Just 0.0002% of all NFT sales.
Very few people are buying very expensive metaverse NFTs. That hints that collectors investing in the NFTs, not people actually wandering around with a Gucci handbag and Nike sneaker NFTs on their avatars.
Easy to Enter
Another thing about the metaverse is that there is a very low barrier of entry. Minting an NFT costs $25 to $75, depending on which blockchain you use and when you do it, and costs are substantially lower in bulk.
And setting up a virtual venue, even complex ones like the one WMG Land that Warner Music Group is setting up in The Sandbox in order to give concerts and hold other music-themed events for its artists, don’t take much in the way of development.
The only real first-mover advantage from a metaverse marketing perspective is getting the right plot of land. Metaverses like Decentraland are setting up virtual neighborhoods by clustering industries like fashion — which has embraced the metaverse more aggressively than any other — into a single area good for wandering.
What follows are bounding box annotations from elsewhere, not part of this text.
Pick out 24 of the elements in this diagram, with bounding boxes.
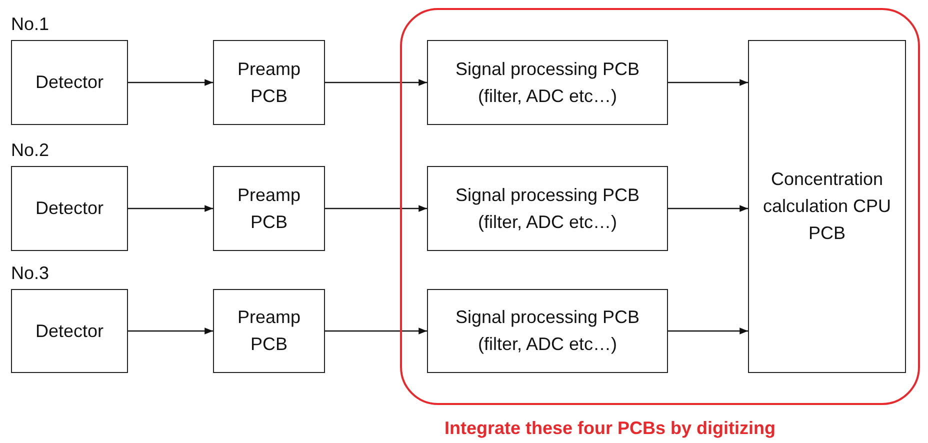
arrow	[668, 205, 748, 212]
process-box: Preamp PCB	[213, 40, 325, 125]
process-box: Signal processing PCB (filter, ADC etc…)	[427, 166, 668, 251]
process-box: Detector	[11, 289, 128, 373]
process-box: Detector	[11, 166, 128, 251]
row-label: No.2	[11, 140, 50, 160]
arrow	[668, 328, 748, 334]
process-box: Concentration calculation CPU PCB	[748, 40, 906, 373]
row-label: No.3	[11, 263, 50, 283]
row-label: No.1	[11, 14, 50, 34]
arrow	[325, 79, 427, 86]
group-frame	[400, 8, 920, 405]
process-box: Preamp PCB	[213, 289, 325, 373]
arrow	[128, 79, 213, 86]
arrow	[128, 205, 213, 212]
process-box: Preamp PCB	[213, 166, 325, 251]
arrow	[325, 205, 427, 212]
arrow	[668, 79, 748, 86]
arrow	[128, 328, 213, 334]
process-box: Signal processing PCB (filter, ADC etc…)	[427, 40, 668, 125]
process-box: Detector	[11, 40, 128, 125]
arrow	[325, 328, 427, 334]
process-box: Signal processing PCB (filter, ADC etc…)	[427, 289, 668, 373]
group-caption: Integrate these four PCBs by digitizing	[444, 417, 776, 439]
So, it’s arguable that the blockchain version of real estate’s maxim location, location, location does apply, to an extent. That’s especially relevant as metaverses are already seeing avatars “teleporting” to stations in central locations of those neighborhoods. That said, there’s lots and lots of room in the metaverses under development.
Open World — or Tightly Controlled Game?
Another question is whether the highly hyped “Web3” version of the metaverse — the ones built on blockchain and pitched as decentralized, creator-controlled worlds, will come out on top.
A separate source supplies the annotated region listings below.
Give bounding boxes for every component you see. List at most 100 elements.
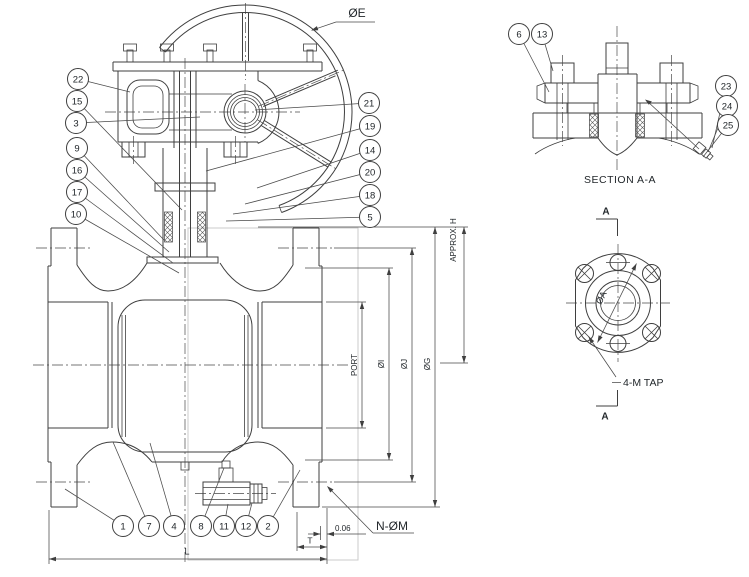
section-aa-view: SECTION A-A [532, 26, 714, 186]
balloon-16: 16 [66, 159, 88, 181]
balloon-number-6: 6 [516, 29, 521, 40]
balloon-leader-16 [76, 169, 170, 253]
balloon-circle-21 [358, 92, 380, 114]
balloon-number-21: 21 [364, 98, 375, 109]
balloon-20: 20 [359, 161, 381, 183]
balloon-6: 6 [508, 23, 530, 45]
balloon-circle-6 [508, 23, 530, 45]
balloon-leader-20 [244, 171, 371, 205]
balloon-17: 17 [66, 181, 88, 203]
balloon-circle-9 [66, 137, 88, 159]
balloon-leader-1 [64, 488, 124, 527]
balloon-circle-16 [66, 159, 88, 181]
bore-lines [48, 301, 322, 429]
balloon-7: 7 [138, 515, 160, 537]
handwheel-spoke-upper [263, 69, 338, 107]
balloon-number-8: 8 [198, 521, 203, 532]
balloon-number-4: 4 [171, 521, 176, 532]
balloon-number-14: 14 [365, 145, 376, 156]
balloon-leader-10 [75, 213, 180, 274]
balloon-leader-19 [205, 125, 371, 172]
balloon-circle-20 [359, 161, 381, 183]
section-seat-left [589, 113, 599, 138]
trunnion-boss [257, 80, 280, 144]
balloon-circle-19 [359, 115, 381, 137]
balloon-number-3: 3 [73, 118, 78, 129]
selection-highlight [187, 227, 359, 561]
handwheel-spoke-top [242, 13, 249, 61]
balloon-3: 3 [65, 112, 87, 134]
balloon-circle-18 [359, 184, 381, 206]
bonnet-flange [146, 256, 219, 264]
valve-body [48, 262, 322, 471]
section-seat-right [635, 113, 645, 138]
label-dim-l: L [184, 547, 189, 557]
balloon-leader-3 [75, 116, 201, 124]
right-flange [292, 227, 323, 508]
balloon-leader-14 [256, 149, 371, 189]
balloon-circle-10 [65, 203, 87, 225]
balloon-number-9: 9 [74, 143, 79, 154]
stem-bonnet [146, 71, 219, 264]
balloon-number-18: 18 [365, 190, 376, 201]
balloon-1: 1 [112, 515, 134, 537]
balloon-15: 15 [66, 90, 88, 112]
balloon-number-20: 20 [365, 167, 376, 178]
balloon-leader-7 [112, 441, 150, 527]
balloon-circle-12 [235, 515, 257, 537]
balloon-24: 24 [716, 95, 738, 117]
packing-right [197, 211, 206, 243]
balloon-number-24: 24 [722, 101, 733, 112]
label-tap-note: 4-M TAP [623, 377, 663, 389]
balloon-number-10: 10 [71, 209, 82, 220]
balloon-leader-18 [232, 194, 371, 215]
balloon-number-16: 16 [72, 165, 83, 176]
balloon-11: 11 [213, 515, 235, 537]
balloon-leader-15 [76, 100, 183, 211]
gear-housing [112, 43, 323, 158]
balloon-leader-21 [254, 102, 370, 111]
dimension-lines [48, 21, 468, 564]
mounting-flange-view: ØA 4-M TAP A A [566, 207, 670, 423]
balloon-leader-17 [76, 191, 174, 264]
section-cut-markers: A A [596, 207, 618, 423]
balloon-circle-4 [163, 515, 185, 537]
balloon-circle-5 [359, 206, 381, 228]
gland-flange [154, 182, 216, 192]
balloon-number-13: 13 [537, 29, 548, 40]
balloon-number-15: 15 [72, 96, 83, 107]
balloon-circle-8 [190, 515, 212, 537]
handwheel-hub [223, 90, 267, 134]
balloon-circle-11 [213, 515, 235, 537]
balloon-leader-5 [225, 216, 371, 222]
label-approx-h: APPROX. H [449, 218, 458, 262]
balloon-circle-15 [66, 90, 88, 112]
main-view: ØE APPROX. H PORT ØI ØJ ØG N-ØM 0.06 T L [33, 3, 468, 564]
balloon-circle-17 [66, 181, 88, 203]
seats [121, 315, 249, 437]
balloon-14: 14 [359, 139, 381, 161]
balloon-number-12: 12 [241, 521, 252, 532]
drain-fitting [202, 460, 268, 506]
label-dia-g: ØG [423, 358, 432, 370]
balloon-circle-25 [717, 114, 739, 136]
balloon-13: 13 [531, 23, 553, 45]
balloon-number-25: 25 [723, 120, 734, 131]
label-flatness: 0.06 [335, 524, 351, 533]
balloon-number-17: 17 [72, 187, 83, 198]
balloon-circle-22 [67, 68, 89, 90]
balloon-5: 5 [359, 206, 381, 228]
balloon-number-7: 7 [146, 521, 151, 532]
left-flange [47, 227, 78, 508]
balloon-23: 23 [715, 75, 737, 97]
balloon-8: 8 [190, 515, 212, 537]
balloon-circle-7 [138, 515, 160, 537]
label-dia-j: ØJ [400, 359, 409, 369]
balloon-number-2: 2 [265, 521, 270, 532]
balloon-number-23: 23 [721, 81, 732, 92]
balloon-12: 12 [235, 515, 257, 537]
section-bolts [550, 55, 684, 146]
handwheel [159, 4, 353, 213]
balloon-2: 2 [257, 515, 279, 537]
The Roblox game world versions of the metaverse, meanwhile, has been flying under the marketing radar for 18 years and has had more than 200 million average monthly users for more than a year, and more than 150 million since the start of 2020.
And Meta’s as-yet-unbuilt, or really even described, metaverse sucked down $10 billon in R&D in 2021, with another $3 billion in in the first quarter this year. With 2.3 billion users on Facebook and presumably easier to port and attract, it will likely have big numbers. But it’s also many years off — the company has even said the immersive VR technology needed to get the full metaverse experience doesn’t exist yet.
Much has been made of the huge concerts by artists like rapper Travis Scott and Ariana Grande, which attracted more than 10 million attendees each to Fortnite. But they were in an existing, and closely controlled, massively multiplayer game world being slowly expanded to include a metaverse. Fortnite reports 350 million registered users, and 15 million average players online concurrently.
Buying Coverage
Of course, there is one more answer that makes sense: Spending marketing dollars to get buzz that you’re in the metaverse. Note than Microsoft hyped the metaverse potential of its $69 billion Blizzard Activision purchase very loudly — and got a whole lot of coverage.
And those fashion houses? Vogue, Harper’s Bazaar and other leading industry publications are giving the metaverse a lot of play.